Auf der nächsten Seite: Konzern mit Bärenkräften
Konzern mit Bärenkräften
Disney hat es Iger zu verdanken, dass der Konzern finanziell über Bärenkräfte verfügt. Ein Jahr nach seinem Amtsantritt 2005 fädelte der 63-jährige die Übernahme des mehrfach oscarprämierten Animationsstudios Pixar ein. Aus der Feder der von Apple-Gründer Steve Jobs mit aus der Taufe gehobenen Animationsfilm-Firma stammen Kassenschlager wie "Toy Story", "Findet Nemo" oder "Ratatouille".
Nach dem Pixar-Coup schluckte Iger Firmen im Drei-Jahres-Takt, erst Marvel und schließlich Lucasfilm.
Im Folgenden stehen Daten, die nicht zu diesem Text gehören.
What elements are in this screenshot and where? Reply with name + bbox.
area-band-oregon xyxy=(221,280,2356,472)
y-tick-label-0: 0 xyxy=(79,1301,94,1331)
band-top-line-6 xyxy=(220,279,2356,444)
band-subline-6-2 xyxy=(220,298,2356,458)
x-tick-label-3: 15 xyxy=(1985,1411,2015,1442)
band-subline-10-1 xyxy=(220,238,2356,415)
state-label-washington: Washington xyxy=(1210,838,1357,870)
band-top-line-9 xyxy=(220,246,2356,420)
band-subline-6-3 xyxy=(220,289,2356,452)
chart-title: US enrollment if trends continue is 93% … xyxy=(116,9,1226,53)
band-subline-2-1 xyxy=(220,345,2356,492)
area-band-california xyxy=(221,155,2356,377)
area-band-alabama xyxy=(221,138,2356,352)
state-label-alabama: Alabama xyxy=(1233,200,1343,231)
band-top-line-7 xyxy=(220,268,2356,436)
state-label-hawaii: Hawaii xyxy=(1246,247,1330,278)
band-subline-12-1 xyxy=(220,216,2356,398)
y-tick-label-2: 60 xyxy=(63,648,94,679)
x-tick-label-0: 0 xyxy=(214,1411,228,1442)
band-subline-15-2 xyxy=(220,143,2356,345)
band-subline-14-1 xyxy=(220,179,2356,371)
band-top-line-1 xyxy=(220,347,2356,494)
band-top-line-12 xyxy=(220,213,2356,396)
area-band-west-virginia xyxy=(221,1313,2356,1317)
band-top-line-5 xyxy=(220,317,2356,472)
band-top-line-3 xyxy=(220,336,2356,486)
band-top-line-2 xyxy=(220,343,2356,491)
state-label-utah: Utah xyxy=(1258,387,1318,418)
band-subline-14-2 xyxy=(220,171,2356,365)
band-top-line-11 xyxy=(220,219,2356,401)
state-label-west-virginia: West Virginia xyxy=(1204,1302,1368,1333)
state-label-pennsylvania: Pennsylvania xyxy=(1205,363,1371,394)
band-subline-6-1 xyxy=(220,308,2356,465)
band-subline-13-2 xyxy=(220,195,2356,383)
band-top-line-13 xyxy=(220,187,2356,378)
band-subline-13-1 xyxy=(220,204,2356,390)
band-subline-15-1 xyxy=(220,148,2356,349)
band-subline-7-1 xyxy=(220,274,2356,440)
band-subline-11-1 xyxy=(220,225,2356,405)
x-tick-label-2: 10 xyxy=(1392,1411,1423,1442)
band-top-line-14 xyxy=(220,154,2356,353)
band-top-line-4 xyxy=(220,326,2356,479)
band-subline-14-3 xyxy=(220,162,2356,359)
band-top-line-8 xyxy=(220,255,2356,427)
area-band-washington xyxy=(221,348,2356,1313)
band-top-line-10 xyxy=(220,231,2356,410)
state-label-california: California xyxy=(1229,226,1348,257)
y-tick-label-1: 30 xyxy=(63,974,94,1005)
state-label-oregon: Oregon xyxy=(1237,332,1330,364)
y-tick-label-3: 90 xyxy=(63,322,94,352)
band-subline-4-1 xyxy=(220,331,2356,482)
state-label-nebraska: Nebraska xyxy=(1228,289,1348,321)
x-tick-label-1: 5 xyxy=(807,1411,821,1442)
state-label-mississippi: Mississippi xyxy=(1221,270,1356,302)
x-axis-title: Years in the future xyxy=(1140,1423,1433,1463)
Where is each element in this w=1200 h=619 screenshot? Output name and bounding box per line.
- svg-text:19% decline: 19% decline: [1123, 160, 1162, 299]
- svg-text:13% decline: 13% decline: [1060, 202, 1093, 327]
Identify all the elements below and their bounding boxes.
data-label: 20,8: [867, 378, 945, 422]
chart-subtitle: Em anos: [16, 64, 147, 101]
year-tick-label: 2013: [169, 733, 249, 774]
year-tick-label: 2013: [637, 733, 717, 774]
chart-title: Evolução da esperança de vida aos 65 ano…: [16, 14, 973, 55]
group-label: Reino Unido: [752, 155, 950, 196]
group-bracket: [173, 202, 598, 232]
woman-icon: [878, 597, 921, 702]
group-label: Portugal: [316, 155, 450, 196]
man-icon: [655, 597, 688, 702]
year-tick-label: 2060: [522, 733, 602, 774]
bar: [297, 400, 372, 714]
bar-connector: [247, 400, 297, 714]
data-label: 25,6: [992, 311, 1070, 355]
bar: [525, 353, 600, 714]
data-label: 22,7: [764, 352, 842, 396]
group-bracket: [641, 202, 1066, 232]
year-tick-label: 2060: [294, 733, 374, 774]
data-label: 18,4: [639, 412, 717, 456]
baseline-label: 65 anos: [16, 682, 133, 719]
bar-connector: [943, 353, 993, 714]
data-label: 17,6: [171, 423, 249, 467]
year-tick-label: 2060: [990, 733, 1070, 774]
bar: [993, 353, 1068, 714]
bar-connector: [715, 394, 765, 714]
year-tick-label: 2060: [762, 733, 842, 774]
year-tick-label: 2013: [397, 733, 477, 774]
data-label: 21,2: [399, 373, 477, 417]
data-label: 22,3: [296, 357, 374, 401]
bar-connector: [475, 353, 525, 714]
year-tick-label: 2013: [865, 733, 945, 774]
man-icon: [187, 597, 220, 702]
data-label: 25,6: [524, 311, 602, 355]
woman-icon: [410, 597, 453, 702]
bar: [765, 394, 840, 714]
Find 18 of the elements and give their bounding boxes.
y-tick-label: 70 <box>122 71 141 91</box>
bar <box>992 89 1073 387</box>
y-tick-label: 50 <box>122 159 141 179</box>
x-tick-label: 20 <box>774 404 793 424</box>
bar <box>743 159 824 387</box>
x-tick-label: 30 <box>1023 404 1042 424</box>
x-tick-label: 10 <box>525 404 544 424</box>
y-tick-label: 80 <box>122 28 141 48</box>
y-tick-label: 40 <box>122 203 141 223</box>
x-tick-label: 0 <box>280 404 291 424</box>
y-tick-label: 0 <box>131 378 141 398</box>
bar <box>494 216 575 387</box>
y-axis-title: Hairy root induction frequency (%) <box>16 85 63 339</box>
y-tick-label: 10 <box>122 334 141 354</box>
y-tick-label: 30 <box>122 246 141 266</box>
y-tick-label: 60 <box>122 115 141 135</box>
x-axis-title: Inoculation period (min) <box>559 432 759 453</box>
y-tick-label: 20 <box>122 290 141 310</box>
Mit dem Kauf der von "Krieg der Sterne"-Erfinder George Lucas gegründeten Produktionsfirma sicherte sich der Disney-Boss die Rechte an weiteren Hollywood-Kassenschlagern wie "Indiana Jones" und der Star-Wars-Saga, die in den kommenden Jahren fortgesetzt werden.
Das boomende Geschäft mit den Superhelden bringt viele Milliarden in die Branche - ein Grund, weshalb so mancher Unternehmenslenker mehr will - siehe Murdochs Vorstoß, Time Warner zu schlucken. Gefeierte Altstars
Als potenzieller Übernahmekandidat für Murdoch, Iger und Co gilt das kleinere Medienunternehmen Lions Gate. Chef Jon Feltheimer hat kein beeindruckendes Comicportfolio wie die Großen. Mit viel Gespür und guten Beziehungen entwickelte Feltheimer kurzerhand sein eigenes Superheldenteam: "The Expendables", eine schießwütige Truppe alternder Hollywood-Stars, gespielt von Sylvester Stallone, Arnold Schwarzenegger oder Bruce Willis wurde zum Kassenschlager.
Teil 3 des blutigen, aber nicht ganz ernst gemeinten Gemetzels feiert Mitte August US-Premiere. Dass der Film durch ein Leck schon Wochen zuvor illegal über das Internet zu sehen war, könnte den Erfolg schmälern. Die Downloadzahlen der Raubkopie aber lassen zumindest einen fulminanten Auftakt erahnen. Das dürfte auch den Ärger von Lions-Gate-Chef Feltheimer über den Lapsus mildern.